Young women sit and write in their notebooks
The female literacy rate in rural Andhra Pradesh is low in many villages. To counter this, young women’s computational and written literacy are prioritized.

Key Points

  • Amrita University, in collaboration with the Indian government, launches a pilot program in four village schools across Andhra Pradesh, India, to provide computational education to students in grades 8 to 10. The program aims to make science and technology engaging through digital learning, focusing on skills like computational thinking, robotics, and maker skills.
  • Due to limited connectivity in rural areas, the program provides free software and support to the participating schools. Workshops cover a range of topics, from robotics to virtual reality experiences, fostering peer-to-peer interactions to enhance the educational impact. Dr. Sidney Strauss, former Chief Scientist of the Israeli Ministry of Education, collaborates to design a model incorporating these interactions.
  • In addition to technical education, the program emphasizes life skills through workshops addressing social issues like hygiene, smoking, alcoholism, and domestic violence. Volunteers aim to empower rural students, particularly young females facing educational disadvantages. The hope is that as the program expands, more students in rural Andhra Pradesh will thrive with increased access to high-quality education, innovative learning methodologies, and computational training.

In response to a globalizing world that requires increasingly high technological literacy, our own Amrita University, in collaboration with the Indian government, has announced a new pilot program that aims to provide quality computational education to rural children in India. In four village schools across the state of Andhra Pradesh, hundreds of students grade 8 to 10 are participating in workshops that range from robotics to basic life skills.

Dr. Venkat Rangan, Vice Chancellor of Amrita University, explains: “We intend to create enthusiasm among school students about science and technology by making it engaging and fun through digital learning.” Since rural locations have limited connectivity, we are working to provide free software and support to these schools as well as 22 others.

“It is very critical to add relevant skills to the schools’ curriculum such as computational thinking, robotics skills and maker skills and that is the value that Amrita is bringing to India’s Model Schools approach,” says Akshay Nagarajan the on-site coordinator of the new program.

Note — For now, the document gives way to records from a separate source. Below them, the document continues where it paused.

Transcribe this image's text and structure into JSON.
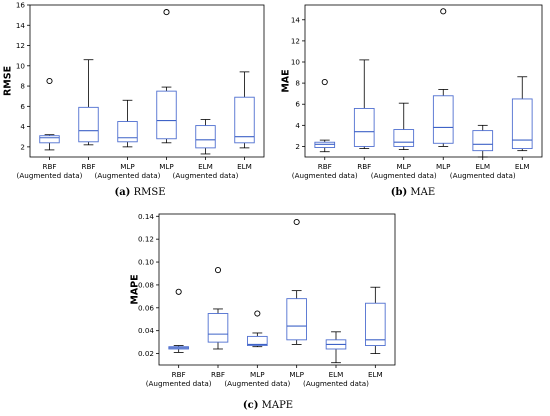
{
  "chart_data": [
    {
      "type": "box",
      "panel": "a",
      "caption_letter": "(a)",
      "caption_text": " RMSE",
      "ylabel": "RMSE",
      "ylim": [
        1,
        16
      ],
      "yticks": [
        2,
        4,
        6,
        8,
        10,
        12,
        14,
        16
      ],
      "ytick_labels": [
        "2",
        "4",
        "6",
        "8",
        "10",
        "12",
        "14",
        "16"
      ],
      "categories": [
        {
          "line1": "RBF",
          "line2": "(Augmented data)"
        },
        {
          "line1": "RBF",
          "line2": ""
        },
        {
          "line1": "MLP",
          "line2": "(Augmented data)"
        },
        {
          "line1": "MLP",
          "line2": ""
        },
        {
          "line1": "ELM",
          "line2": "(Augmented data)"
        },
        {
          "line1": "ELM",
          "line2": ""
        }
      ],
      "boxes": [
        {
          "whislo": 1.7,
          "q1": 2.4,
          "med": 2.9,
          "q3": 3.1,
          "whishi": 3.2,
          "fliers": [
            8.5
          ]
        },
        {
          "whislo": 2.2,
          "q1": 2.5,
          "med": 3.6,
          "q3": 5.9,
          "whishi": 10.6,
          "fliers": []
        },
        {
          "whislo": 2.0,
          "q1": 2.5,
          "med": 2.9,
          "q3": 4.5,
          "whishi": 6.6,
          "fliers": []
        },
        {
          "whislo": 2.4,
          "q1": 2.8,
          "med": 4.6,
          "q3": 7.5,
          "whishi": 7.9,
          "fliers": [
            15.3
          ]
        },
        {
          "whislo": 1.3,
          "q1": 1.9,
          "med": 2.7,
          "q3": 4.1,
          "whishi": 4.7,
          "fliers": []
        },
        {
          "whislo": 1.9,
          "q1": 2.4,
          "med": 3.0,
          "q3": 6.9,
          "whishi": 9.4,
          "fliers": []
        }
      ]
    },
    {
      "type": "box",
      "panel": "b",
      "caption_letter": "(b)",
      "caption_text": " MAE",
      "ylabel": "MAE",
      "ylim": [
        1,
        15.4
      ],
      "yticks": [
        2,
        4,
        6,
        8,
        10,
        12,
        14
      ],
      "ytick_labels": [
        "2",
        "4",
        "6",
        "8",
        "10",
        "12",
        "14"
      ],
      "categories": [
        {
          "line1": "RBF",
          "line2": "(Augmented data)"
        },
        {
          "line1": "RBF",
          "line2": ""
        },
        {
          "line1": "MLP",
          "line2": "(Augmented data)"
        },
        {
          "line1": "MLP",
          "line2": ""
        },
        {
          "line1": "ELM",
          "line2": "(Augmented data)"
        },
        {
          "line1": "ELM",
          "line2": ""
        }
      ],
      "boxes": [
        {
          "whislo": 1.5,
          "q1": 1.9,
          "med": 2.2,
          "q3": 2.4,
          "whishi": 2.6,
          "fliers": [
            8.1
          ]
        },
        {
          "whislo": 1.8,
          "q1": 2.0,
          "med": 3.4,
          "q3": 5.6,
          "whishi": 10.2,
          "fliers": []
        },
        {
          "whislo": 1.7,
          "q1": 2.0,
          "med": 2.4,
          "q3": 3.6,
          "whishi": 6.1,
          "fliers": []
        },
        {
          "whislo": 2.0,
          "q1": 2.3,
          "med": 3.8,
          "q3": 6.8,
          "whishi": 7.4,
          "fliers": [
            14.8
          ]
        },
        {
          "whislo": 1.0,
          "q1": 1.6,
          "med": 2.2,
          "q3": 3.5,
          "whishi": 4.0,
          "fliers": []
        },
        {
          "whislo": 1.6,
          "q1": 1.8,
          "med": 2.6,
          "q3": 6.5,
          "whishi": 8.6,
          "fliers": []
        }
      ]
    },
    {
      "type": "box",
      "panel": "c",
      "caption_letter": "(c)",
      "caption_text": " MAPE",
      "ylabel": "MAPE",
      "ylim": [
        0.01,
        0.142
      ],
      "yticks": [
        0.02,
        0.04,
        0.06,
        0.08,
        0.1,
        0.12,
        0.14
      ],
      "ytick_labels": [
        "0.02",
        "0.04",
        "0.06",
        "0.08",
        "0.10",
        "0.12",
        "0.14"
      ],
      "categories": [
        {
          "line1": "RBF",
          "line2": "(Augmented data)"
        },
        {
          "line1": "RBF",
          "line2": ""
        },
        {
          "line1": "MLP",
          "line2": "(Augmented data)"
        },
        {
          "line1": "MLP",
          "line2": ""
        },
        {
          "line1": "ELM",
          "line2": "(Augmented data)"
        },
        {
          "line1": "ELM",
          "line2": ""
        }
      ],
      "boxes": [
        {
          "whislo": 0.021,
          "q1": 0.024,
          "med": 0.025,
          "q3": 0.026,
          "whishi": 0.027,
          "fliers": [
            0.074
          ]
        },
        {
          "whislo": 0.024,
          "q1": 0.03,
          "med": 0.037,
          "q3": 0.055,
          "whishi": 0.059,
          "fliers": [
            0.093
          ]
        },
        {
          "whislo": 0.026,
          "q1": 0.027,
          "med": 0.028,
          "q3": 0.035,
          "whishi": 0.038,
          "fliers": [
            0.055
          ]
        },
        {
          "whislo": 0.028,
          "q1": 0.032,
          "med": 0.044,
          "q3": 0.068,
          "whishi": 0.075,
          "fliers": [
            0.135
          ]
        },
        {
          "whislo": 0.012,
          "q1": 0.024,
          "med": 0.028,
          "q3": 0.032,
          "whishi": 0.039,
          "fliers": []
        },
        {
          "whislo": 0.02,
          "q1": 0.027,
          "med": 0.032,
          "q3": 0.064,
          "whishi": 0.078,
          "fliers": []
        }
      ]
    }
  ]
}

“The peer-to-peer interaction going on at these workshops may be the key to successful initiatives in education,” says Dr. Sidney Strauss, former Chief Scientist of the Israeli Ministry of Education. Dr. Strauss is working with our volunteers and researchers to design and implement a model that incorporates peer-to-peer interactions into the workshops.

Children construct puppet theaters
Students construct multidimensional puppet theaters, allowing them to be in control of development for each stage of a project. This activity allows them to imbibe basic methodology for the construction of robots.

The young participants are gaining unique skills and experiences. For example, our volunteers have set up a cardboard headset that, paired with a smartphone, allows rural students to peek into the world of Virtual Reality.

Young boy looks joyously through a virtual reality cardboard box
A student experiences Virtual Reality through a cardboard box.

To balance the technical education, our volunteers are also offering a variety of life skill centered workshops. Amrita University’s AMMACHI Labs’ Life Enrichment Education program emphasizes the importance of open dialogue about social issues such as hygiene, smoking, alcoholism, and domestic violence.

Children play an educational game while seated on the floor
Students construct an “Ideal Village,” as part of a life skills workshop, allowing them to imagine a future home that meets their community’s needs, finding sustainable solutions to their everyday problems.

Our volunteers are hopeful that, as the program expands and develops, more students across rural Andhra Pradesh, especially young female students who are often at a disadvantage educationally, will thrive with the access to high quality education, creative methodologies of learning, and innovative computational training.